Ярослав бросает косой взгляд на письмо, а ухо тянет в сторону комнаты, откуда слышны резкие голоса.
— Случилось что? — беспокоится Любош.
— Ступай, посмотри.
В комнате все свои, табориты и еще Желивский с двумя ближайшими друзьями. Жарко так, что никакой печки не надобно.
— Да к черту разжиревших на войне пражан! — грохочет Николай, меряя широкими шагами комнату. — Я им собака что ли? Грозит Сигизмунд — приходите, помогите! Больше не грозит — катись отсюда, пес шелудивый!
Жижка бухает пудовым кулаком по тяжеленному столу, и тот подпрыгивает.
— Можно подумать, под Ржичанами ты был один! Эти шельмы двуличные и у меня — вот где! — чиркает ладонью по горлу. — Так что, давай с ними переругаемся, когда Сигизмунд сидит под боком, в Кутной Горе?

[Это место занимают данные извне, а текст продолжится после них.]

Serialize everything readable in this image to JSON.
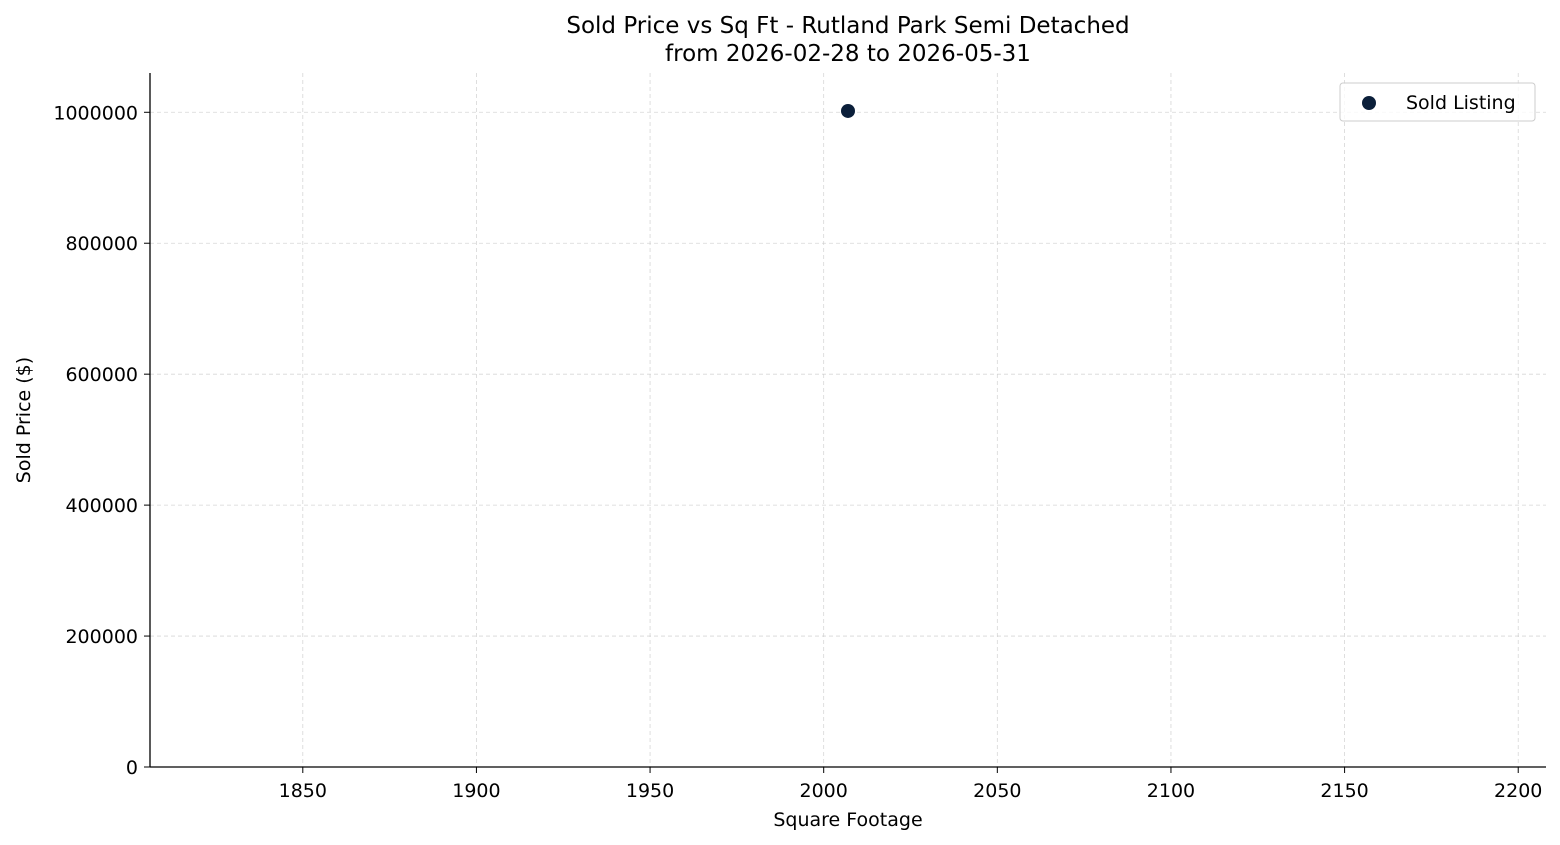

Желивский, спокойный даже во время самых пылких проповедей, бросается к Жижке и встряхивает его за грудки:
— Давай не ругаться! Давай ты опять договоришься с ними, вы уйдете, а мне тут сидеть, каждый день видя, как эти хищные рыбины объедают моих людей!
На Желивского напирает Рогач:
— Твоих людей! А о наших людях ты подумал? Мало им драться с крестоносцами да с панами, подставлять себя под мечи да под кипящую смолу? Надо еще биться с Прагой и подвластными ей городами?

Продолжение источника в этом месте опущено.